Sebenarnya, saya kadang agak malas membaca novel luar negeri karena meski sudah diterjemahkan saya masih saja tidak paham. Di samping karena otak saya yang lemot ibarat pentium dua kena petir, orang barat juga mempunyai budaya, tontonan, kebiasaan, gaya bahasa bahkan lelucon yang tidak saya pahami. Ini sangat berbeda dengan penulis dalam negeri. Ketika hampir menyelesaikan bagian epilognya, rasanya seluruh isi lambung saya merangkak naik ke kerongkongan. Pengen muntah rasanya. Sudah ceritanya yang berliku-liku, akhir yang tak terduga, ditambah lagi bahasa yang berat benar-benar membuat kepala saya pening.

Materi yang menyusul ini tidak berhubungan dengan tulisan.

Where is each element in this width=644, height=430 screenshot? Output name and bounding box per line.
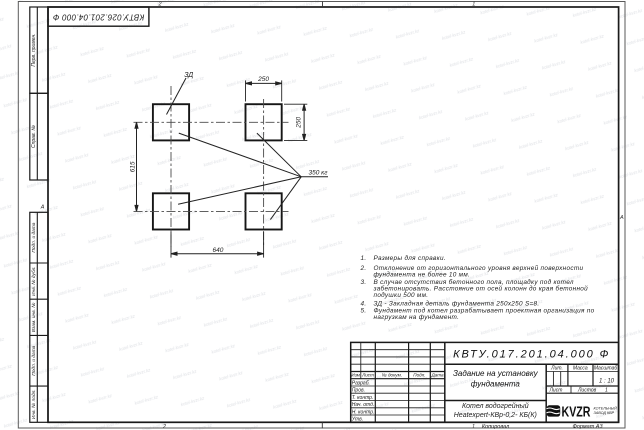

Tapi harus saya akui, mereka memang hebat dalam menulis. Mampu merangkai peristiwa, menggabungkan kriminal dengan psikologi, dan akhir yang tak bisa ditebak bahkan dalam beberapa novel terkesan menggantung. Seperti memberi pesan pada pembaca bahwa kejahatan tidak akan pernah selesai dan masih banyak orang gila tak kasat mata yang berkeliaran di luar sana. Bisa jadi orang gila itu adalah teman kuliahmu, suamimu, atasanmu, pembantumu atau mungkin salah satu anggota keluargamu sendiri. Membaca novel thriller memang bisa membuat seseorang paranoid dan sebagian orang gila malah terinspirasi karenanya. Mereka membawa alur fiksi itu ke dunia realita, dan akhirnya terjadilah kejahatan yang mengerikan. Sehingga benarlah kata Dr. 'Aidh Al-Qarni bahwa banyak orang yang terbunuh karena sebuah tulisan atau novel. Tapi sekali lagi, ini buatan orang Amerika. Di sana memang banyak orang gila. Dan semoga kegilaan itu tidak menular ke Indonesia. Eh, tapi ngomong-ngomong masalah kesadisan dan kegilaan, katanya orang Asia jauh lebih mengerikan dibanding orang Amerika atau Eropa. Entah ini benar atau tidak.